07542 926011 firstname.lastname@example.org
A scarce German military sword dating to the late 16th century. The single edged blade is over 30 inches long (76.5 cm) and is of stiff construction tapering to an acute point, used both for cutting and for thrusting through mail and the joins in armour plate. This is a “front line” weapon used at close quarters when massed ranks of foot soldiers in pike and shot formations crashed together on a battlefield.
The blade is single edged for 22 inches (56 cm) of its length with a broad fuller extending for the same distance from the hilt under the spine after which the blade becomes double edged and of diamond section. On one side of the blade near the hilt the makers stamp, of a face inside a crescent moon, has been punched, plus the maker’s name “I O H A N N I”, a Solingen maker.
The complex hilt is comprised of two vertically counter-curved quillons ending in swollen terminals applied with linear engraving and knops. The frontal quillon turns upwards whilst the rear quillon faces downwards formed as a wrist guard. The hilt retains the earlier feature of a sloping thumb guard ring which dates back to the late 15th century to the beginning of complex hilt design and was soon to go out of fashion. A thumb loop is attached to this and the quillon block. Two main guard bars arise either side of the thumb loop to merge above it to form a single bar which terminates in a forward pointing scroll at the pommel.
On the other side of the hilt a flat plate pierced with two circular apertures near the blade provides the basis of the guard protection.

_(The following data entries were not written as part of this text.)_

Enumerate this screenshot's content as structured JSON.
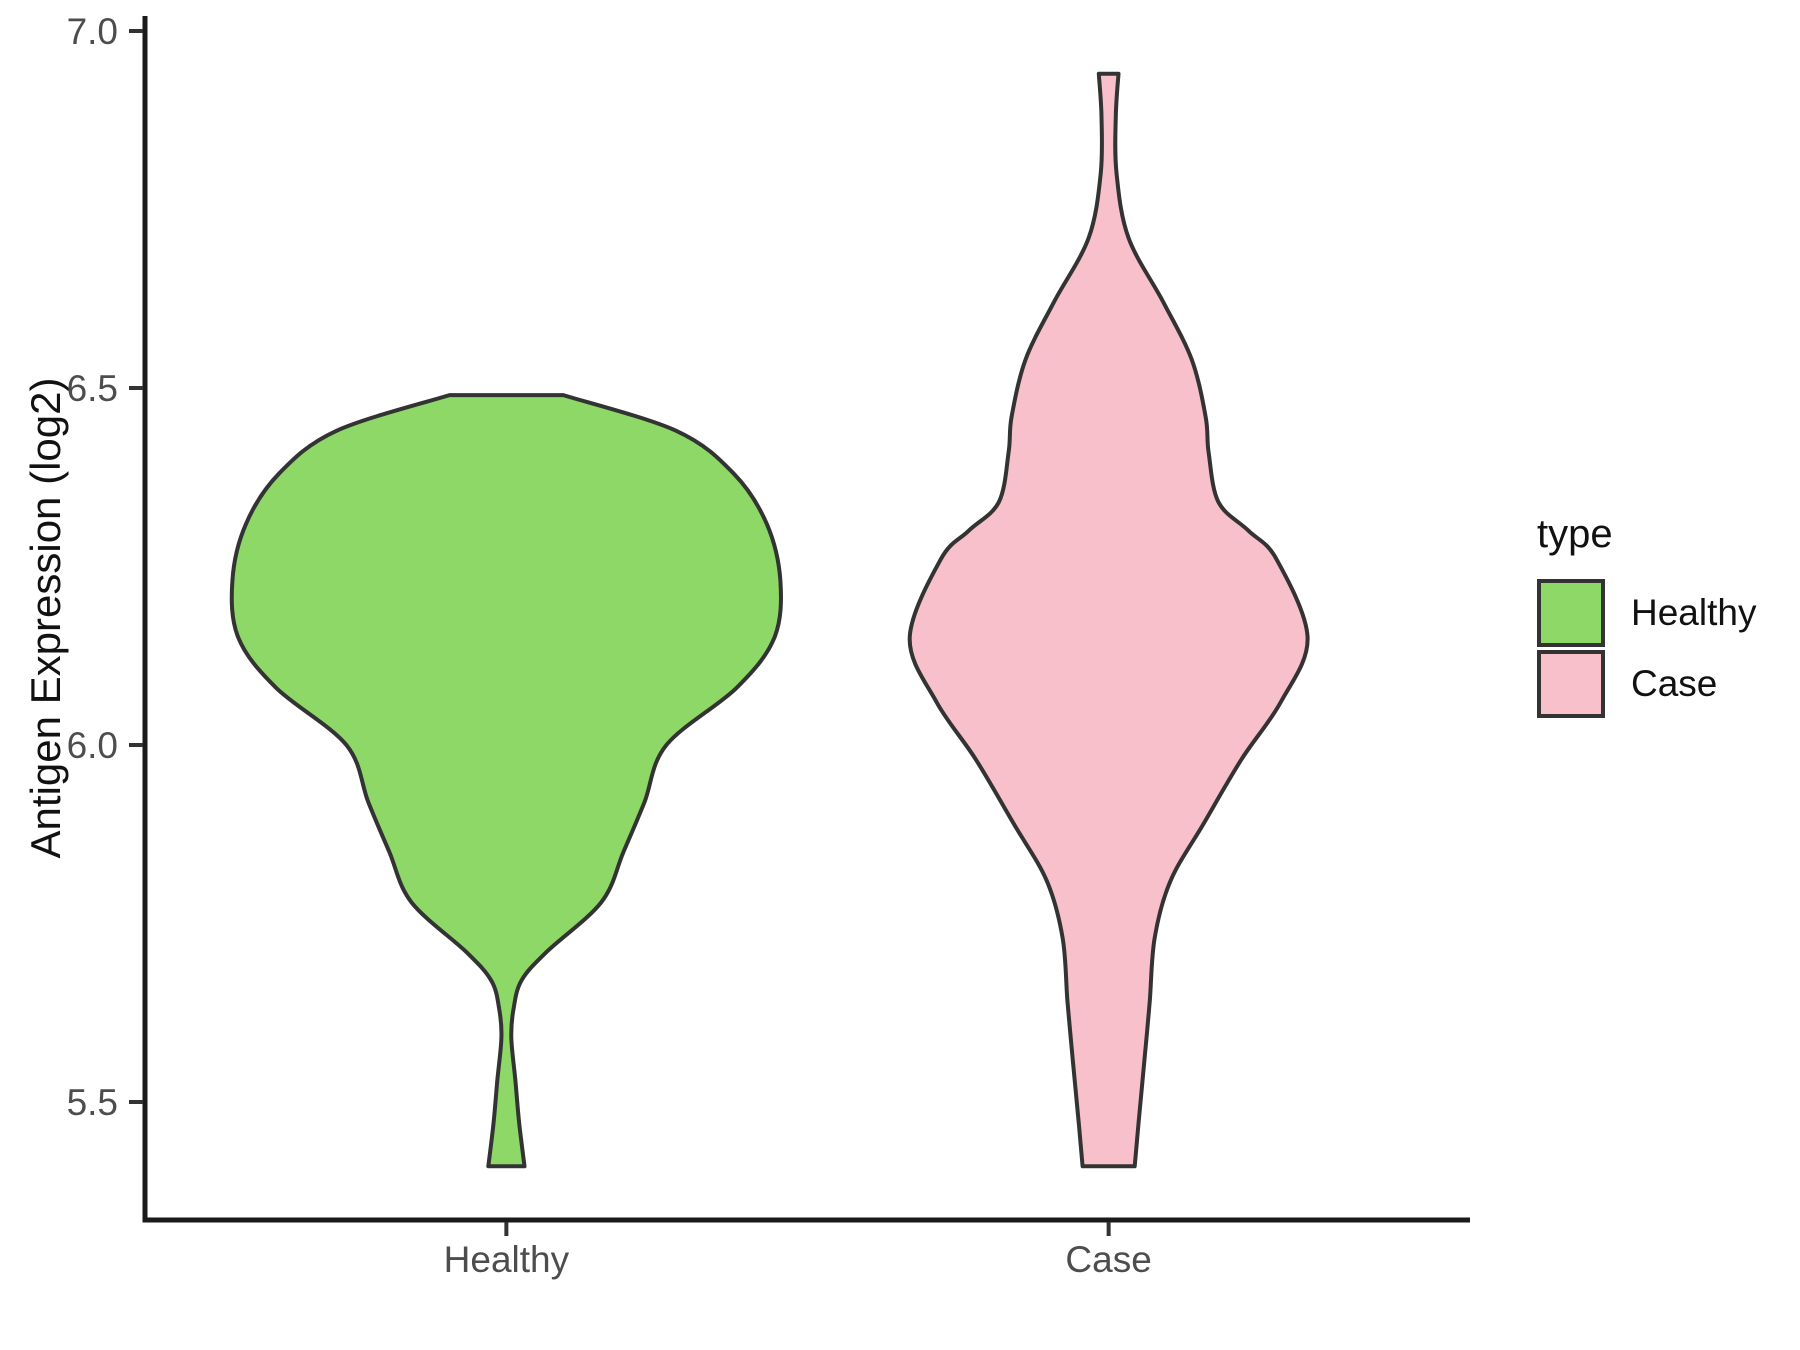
{
  "figure": {
    "background": "#FFFFFF"
  },
  "chart_data": {
    "type": "violin",
    "title": "",
    "xlabel": "",
    "ylabel": "Antigen Expression (log2)",
    "categories": [
      "Healthy",
      "Case"
    ],
    "y_axis": {
      "ticks": [
        7.0,
        6.5,
        6.0,
        5.5
      ],
      "tick_labels": [
        "7.0",
        "6.5",
        "6.0",
        "5.5"
      ],
      "range": [
        5.27,
        7.04
      ],
      "grid": false
    },
    "x_axis": {
      "tick_labels": [
        "Healthy",
        "Case"
      ]
    },
    "legend": {
      "title": "type",
      "position": "right",
      "entries": [
        {
          "label": "Healthy",
          "color": "#8DD867"
        },
        {
          "label": "Case",
          "color": "#F7C0CB"
        }
      ]
    },
    "style": {
      "outline_color": "#333333",
      "axis_color": "#1A1A1A",
      "tick_text_color": "#4D4D4D",
      "text_color": "#111111"
    },
    "series": [
      {
        "name": "Healthy",
        "fill": "#8DD867",
        "y_min": 5.41,
        "y_max": 6.49,
        "density_profile": [
          [
            6.49,
            0.208
          ],
          [
            6.44,
            0.62
          ],
          [
            6.38,
            0.83
          ],
          [
            6.31,
            0.95
          ],
          [
            6.23,
            1.0
          ],
          [
            6.15,
            0.978
          ],
          [
            6.08,
            0.84
          ],
          [
            6.0,
            0.584
          ],
          [
            5.92,
            0.504
          ],
          [
            5.85,
            0.427
          ],
          [
            5.78,
            0.347
          ],
          [
            5.71,
            0.146
          ],
          [
            5.67,
            0.055
          ],
          [
            5.63,
            0.026
          ],
          [
            5.59,
            0.018
          ],
          [
            5.53,
            0.033
          ],
          [
            5.47,
            0.047
          ],
          [
            5.41,
            0.066
          ]
        ]
      },
      {
        "name": "Case",
        "fill": "#F7C0CB",
        "y_min": 5.41,
        "y_max": 6.94,
        "density_profile": [
          [
            6.94,
            0.036
          ],
          [
            6.88,
            0.026
          ],
          [
            6.8,
            0.029
          ],
          [
            6.71,
            0.073
          ],
          [
            6.62,
            0.2
          ],
          [
            6.54,
            0.303
          ],
          [
            6.46,
            0.354
          ],
          [
            6.41,
            0.365
          ],
          [
            6.34,
            0.401
          ],
          [
            6.3,
            0.511
          ],
          [
            6.26,
            0.613
          ],
          [
            6.15,
            0.726
          ],
          [
            6.06,
            0.628
          ],
          [
            5.98,
            0.485
          ],
          [
            5.89,
            0.347
          ],
          [
            5.81,
            0.226
          ],
          [
            5.73,
            0.168
          ],
          [
            5.64,
            0.15
          ],
          [
            5.56,
            0.131
          ],
          [
            5.47,
            0.109
          ],
          [
            5.41,
            0.095
          ]
        ]
      }
    ]
  }
}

From this scrolled rounded bars rise to form a knuckle bow and side guards mounted with three knops similar in design to those mounted on the quillon terminals. The solid pommel is mushroom shaped with a separate pommel button and flared neck below. The wooden grip is original and covered with blackened leather applied over a cord wrap.
This is an interesting and rare sword which holds a place in the evolution of complex hilt design in the late 16th century, retaining some older features which were soon to become extinct as armourers adopted new ideas. Overall length 35.75 inches (90.5 cm).